Starshit : La religion du café
Ils s’appellent Jonathan Caron et Julie Renault. Leur toute nouvelle compagnie de théâtre, perchée entre Montréal et Rouyn-Noranda, fait son entrée en scène avec la pièce Starshit, qui décortique l’engrenage corporatif d’un café où l’on porte l’uniforme et l’on devient « associé » avec enthousiasme forcé.
On connaît la chanson. Chez Wal-Mart comme chez Starbucks ou dans un autre temple du bas prix et du produit vendu à la chaîne, les employés sont des « associés » à qui l’on tente de faire croire que leur apport est unique, sans toutefois les payer à leur juste valeur. Pendant ses études, le comédien Jonathan Caron est passé par là, se fascinant pour le phénomène au point d’y consacrer cette pièce satirique, Starshit, dans laquelle cet engrenage corporatif bien huilé va déraper et se pervertir, pour enfin sombrer dans la tragédie.

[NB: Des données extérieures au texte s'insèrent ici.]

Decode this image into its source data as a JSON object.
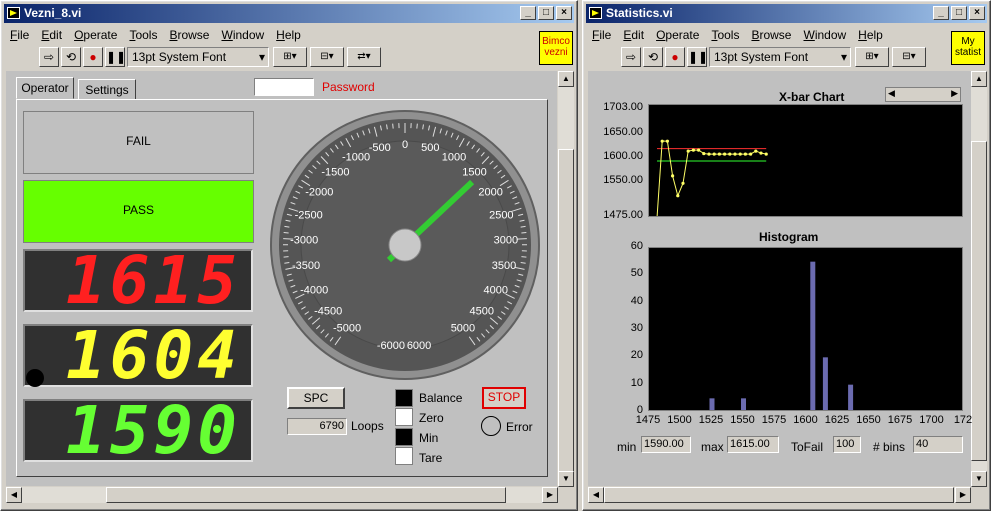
{
  "left_window": {
    "title": "Vezni_8.vi",
    "menu": [
      "File",
      "Edit",
      "Operate",
      "Tools",
      "Browse",
      "Window",
      "Help"
    ],
    "font_select": "13pt System Font",
    "vi_icon_text": "Bimco\nvezni",
    "tabs": [
      "Operator",
      "Settings"
    ],
    "password_label": "Password",
    "password_value": "",
    "fail_label": "FAIL",
    "pass_label": "PASS",
    "pass_color": "#66ff00",
    "display1": "1615",
    "display1_color": "#ff2020",
    "display2": "1604",
    "display2_color": "#ffff30",
    "display3": "1590",
    "display3_color": "#66ff33",
    "gauge": {
      "value": 1615,
      "min": -6000,
      "max": 6000,
      "ticks": [
        "0",
        "500",
        "1000",
        "1500",
        "2000",
        "2500",
        "3000",
        "3500",
        "4000",
        "4500",
        "5000",
        "6000",
        "-6000",
        "-5000",
        "-4500",
        "-4000",
        "-3500",
        "-3000",
        "-2500",
        "-2000",
        "-1500",
        "-1000",
        "-500"
      ]
    },
    "spc_label": "SPC",
    "loops_value": "6790",
    "loops_label": "Loops",
    "stop_label": "STOP",
    "error_label": "Error",
    "indicators": [
      {
        "label": "Balance",
        "state": "on"
      },
      {
        "label": "Zero",
        "state": "off"
      },
      {
        "label": "Min",
        "state": "on"
      },
      {
        "label": "Tare",
        "state": "off"
      }
    ]
  },
  "right_window": {
    "title": "Statistics.vi",
    "menu": [
      "File",
      "Edit",
      "Operate",
      "Tools",
      "Browse",
      "Window",
      "Help"
    ],
    "font_select": "13pt System Font",
    "vi_icon_text": "My\nstatist",
    "xbar_title": "X-bar Chart",
    "xbar_yticks": [
      "1703.00",
      "1650.00",
      "1600.00",
      "1550.00",
      "1475.00"
    ],
    "hist_title": "Histogram",
    "hist_yticks": [
      "60",
      "50",
      "40",
      "30",
      "20",
      "10",
      "0"
    ],
    "hist_xticks": [
      "1475",
      "1500",
      "1525",
      "1550",
      "1575",
      "1600",
      "1625",
      "1650",
      "1675",
      "1700",
      "172"
    ],
    "min_label": "min",
    "min_value": "1590.00",
    "max_label": "max",
    "max_value": "1615.00",
    "tofail_label": "ToFail",
    "tofail_value": "100",
    "bins_label": "# bins",
    "bins_value": "40"
  },
  "chart_data": [
    {
      "type": "line",
      "title": "X-bar Chart",
      "ylim": [
        1475,
        1703
      ],
      "upper_limit": 1615,
      "lower_limit": 1590,
      "limit_colors": [
        "#ff3030",
        "#30ff30"
      ],
      "series": [
        {
          "values": [
            1475,
            1630,
            1630,
            1560,
            1520,
            1545,
            1610,
            1612,
            1612,
            1605,
            1604,
            1604,
            1604,
            1604,
            1604,
            1604,
            1604,
            1604,
            1604,
            1610,
            1606,
            1604
          ]
        }
      ]
    },
    {
      "type": "bar",
      "title": "Histogram",
      "ylim": [
        0,
        60
      ],
      "xlim": [
        1475,
        1725
      ],
      "bars": [
        {
          "x": 1525,
          "value": 5
        },
        {
          "x": 1550,
          "value": 5
        },
        {
          "x": 1605,
          "value": 55
        },
        {
          "x": 1615,
          "value": 20
        },
        {
          "x": 1635,
          "value": 10
        }
      ]
    }
  ]
}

« Ce discours de l’employé-associé, dit-il, n’est rien de moins qu’un discours de propagande, une parole mensongère et sournoise pour faire en sorte que les employés pensent eux-mêmes qu’ils sont importants alors qu’ils sont le dernier des soucis de l’entreprise. »
Propagande, certes, mais aussi discours sectaire, qui reprend à son compte tous les motifs du discours religieux radical. Caron et Renault ont ainsi imaginé un patron au pouvoir démesuré nommé Alexander McCarthy. « C’est le fondateur de l’entreprise, explique Julie Renault. Un dieu, un messie, un gourou que les employés ont envie de toucher, qu’ils voient comme un grand prêtre. Il invite ses ouailles à tenter d’atteindre la perfection. Et comme dans toute bonne religion ou secte, il donne l’impression d’une entreprise attachée a de bonnes valeurs et qui propage le bonheur et le succès. »
Ainsi Renault et Caron s’inspirent davantage du chef religieux que duPDG de multinationale. Mais c’est du pareil au même, pensent-ils, tant le discours entrepreneurial s’appuie sur les mêmes mécanismes. « Pour le niveau de jeu, dit le comédien, on s’est notamment inspirés d’un documentaire sur les témoins de Jéhovah, Au nom de Jéhovah. On a analysé la gestuelle des leaders, leur sourire et leur conviction artificielle. »
« C’est satirique, gros et archétypal, poursuit Julie Renault, mais il faut rester crédible et réaliste. Les personnages sont très typés : il y a notamment une Franco-ontairenne avec un gros accent, un bipolaire avec des comportements limite, mais on est soucieux de ne pas jouer ça de manière trop brutale, de rechercher la vérité dans toutes situations. Il faut jouer dans la sincérité, sinon le spectateur n’a aucune place. »
Privilégiant une « mécanique précise des corps » et « une spatialité très établie », Renault et Caron se sont adjoint les services du comédien Luc Bourgeois à la mise en scène. Cet acteur connu pour un jeu physique d’une grande fermeté les a encouragés à un jeu corporel solide mais aussi à une certaine épure. Le résultat risque d’être aussi ludique que critique.